In a letter to acting FCC chairwoman Mignon Clyburn, McCain wrote that “for too long the government has entered the market on behalf of special interest to afford businesses the opportunity to develop and markets to mature. That time has passed. As such, I call on the Commission to review this issue and take steps to shift this balance toward consumers, by providing consumers with greater choice when purchasing television video.”
Although McCain’s legislation, called the Television Consumer Freedom Act, has drawn a great deal of attention, it has so far not advanced in the Senate and does not have any co-sponsors. McCain was once the chairman of the Senate Commerce Committee, which would take up the legislation, but he is no longer a member.

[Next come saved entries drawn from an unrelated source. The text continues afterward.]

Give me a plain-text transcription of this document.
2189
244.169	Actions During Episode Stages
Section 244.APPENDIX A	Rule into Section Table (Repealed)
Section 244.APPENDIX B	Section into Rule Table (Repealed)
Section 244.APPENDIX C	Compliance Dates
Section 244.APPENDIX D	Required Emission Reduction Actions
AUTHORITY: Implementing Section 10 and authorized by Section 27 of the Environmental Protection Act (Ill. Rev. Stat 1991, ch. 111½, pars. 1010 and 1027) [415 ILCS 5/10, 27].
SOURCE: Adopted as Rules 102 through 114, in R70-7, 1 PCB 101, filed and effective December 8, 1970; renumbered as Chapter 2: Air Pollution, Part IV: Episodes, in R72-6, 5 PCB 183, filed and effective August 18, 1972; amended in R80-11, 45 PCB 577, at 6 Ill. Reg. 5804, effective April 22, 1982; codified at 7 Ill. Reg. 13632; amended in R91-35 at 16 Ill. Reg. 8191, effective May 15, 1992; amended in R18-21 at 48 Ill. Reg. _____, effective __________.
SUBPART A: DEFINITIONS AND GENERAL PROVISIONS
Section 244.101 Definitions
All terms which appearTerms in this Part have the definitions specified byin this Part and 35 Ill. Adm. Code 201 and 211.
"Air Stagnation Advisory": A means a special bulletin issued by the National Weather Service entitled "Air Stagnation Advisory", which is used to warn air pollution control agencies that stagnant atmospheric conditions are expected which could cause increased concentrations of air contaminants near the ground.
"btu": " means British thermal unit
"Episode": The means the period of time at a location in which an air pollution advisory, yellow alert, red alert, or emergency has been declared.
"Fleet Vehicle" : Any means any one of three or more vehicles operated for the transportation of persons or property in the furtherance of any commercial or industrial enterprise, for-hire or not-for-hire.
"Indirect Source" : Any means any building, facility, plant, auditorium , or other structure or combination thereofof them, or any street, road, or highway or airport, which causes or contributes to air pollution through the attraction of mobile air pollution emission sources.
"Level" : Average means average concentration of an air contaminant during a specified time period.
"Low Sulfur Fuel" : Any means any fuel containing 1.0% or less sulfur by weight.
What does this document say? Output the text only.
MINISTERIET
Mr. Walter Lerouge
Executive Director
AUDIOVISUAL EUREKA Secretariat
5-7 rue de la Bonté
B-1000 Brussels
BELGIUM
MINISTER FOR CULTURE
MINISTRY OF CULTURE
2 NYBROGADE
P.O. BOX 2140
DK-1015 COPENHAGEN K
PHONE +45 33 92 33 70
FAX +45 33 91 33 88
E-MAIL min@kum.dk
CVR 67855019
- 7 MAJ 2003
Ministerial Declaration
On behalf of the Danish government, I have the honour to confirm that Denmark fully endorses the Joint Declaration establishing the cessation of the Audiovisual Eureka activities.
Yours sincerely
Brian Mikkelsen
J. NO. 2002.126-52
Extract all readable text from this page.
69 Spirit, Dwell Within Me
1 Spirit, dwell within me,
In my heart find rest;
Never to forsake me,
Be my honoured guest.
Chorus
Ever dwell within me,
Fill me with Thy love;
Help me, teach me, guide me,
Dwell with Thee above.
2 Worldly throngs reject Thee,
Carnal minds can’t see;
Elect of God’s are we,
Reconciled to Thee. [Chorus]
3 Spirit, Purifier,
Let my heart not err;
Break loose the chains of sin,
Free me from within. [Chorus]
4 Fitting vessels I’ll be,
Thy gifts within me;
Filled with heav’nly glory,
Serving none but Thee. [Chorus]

McCain, however, said that the current model amounts to a “socialized television model,” in which consumers are “forced to pay for channels they do not watch.” He says that his bill provides incentives for cable operators to offer channels individually. Under McCain’s bill, if the cable or satellite operator does not offer a broadcast station, or any other channel owned by the broadcaster, on an a la carte basis, they cannot rely on the compulsory license to carry those stations.
He also wrote that he rejects arguments from cable operators that the current system offers the best value, as an a la carte model would see the prices of certain channels, like ESPN, skyrocket, while niche networks would struggle to survive. “My instinct tells me they are wrong, and industry references to a ‘Golden Age’ of television apply to everyone but the American consumer,” he wrote.

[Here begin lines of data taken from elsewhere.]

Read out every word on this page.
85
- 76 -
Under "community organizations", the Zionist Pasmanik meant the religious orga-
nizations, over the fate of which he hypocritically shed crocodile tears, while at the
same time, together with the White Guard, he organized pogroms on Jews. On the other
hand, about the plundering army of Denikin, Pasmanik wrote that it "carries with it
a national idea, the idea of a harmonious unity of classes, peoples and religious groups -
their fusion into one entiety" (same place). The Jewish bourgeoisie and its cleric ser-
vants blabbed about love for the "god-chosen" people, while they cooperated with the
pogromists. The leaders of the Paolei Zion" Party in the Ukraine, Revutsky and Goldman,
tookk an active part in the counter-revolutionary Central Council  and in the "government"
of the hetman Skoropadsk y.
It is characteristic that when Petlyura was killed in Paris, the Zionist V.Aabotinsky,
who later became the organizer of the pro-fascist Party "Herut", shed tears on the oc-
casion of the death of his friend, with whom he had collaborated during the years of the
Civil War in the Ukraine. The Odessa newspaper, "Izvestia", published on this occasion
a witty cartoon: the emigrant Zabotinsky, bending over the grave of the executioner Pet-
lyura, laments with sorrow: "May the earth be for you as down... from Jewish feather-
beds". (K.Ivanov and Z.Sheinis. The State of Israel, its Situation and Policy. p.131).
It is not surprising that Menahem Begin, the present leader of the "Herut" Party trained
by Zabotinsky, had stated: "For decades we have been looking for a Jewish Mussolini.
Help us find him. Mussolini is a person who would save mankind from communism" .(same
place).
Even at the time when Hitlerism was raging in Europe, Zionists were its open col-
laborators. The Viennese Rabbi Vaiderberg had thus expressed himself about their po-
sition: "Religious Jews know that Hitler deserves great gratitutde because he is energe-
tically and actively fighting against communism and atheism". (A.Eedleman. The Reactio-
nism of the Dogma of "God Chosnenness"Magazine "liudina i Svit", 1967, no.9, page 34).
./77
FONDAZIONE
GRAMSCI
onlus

The FCC currently has two vacancies, with President Obama having nominated Tom Wheeler to be its next chairman. Wheeler is to go through a nomination hearing on June 18, so there is a chance that the issue will be brought up then. But current FCC members have suggested that even as bills rise, a shakeout first has to be left to the marketplace.
Nevertheless, some in the cable business have warned of a consumer backlash. At the Cable Show on Tuesday, Time Warner Cable CEO Glenn Britt called for more flexibility in pricing.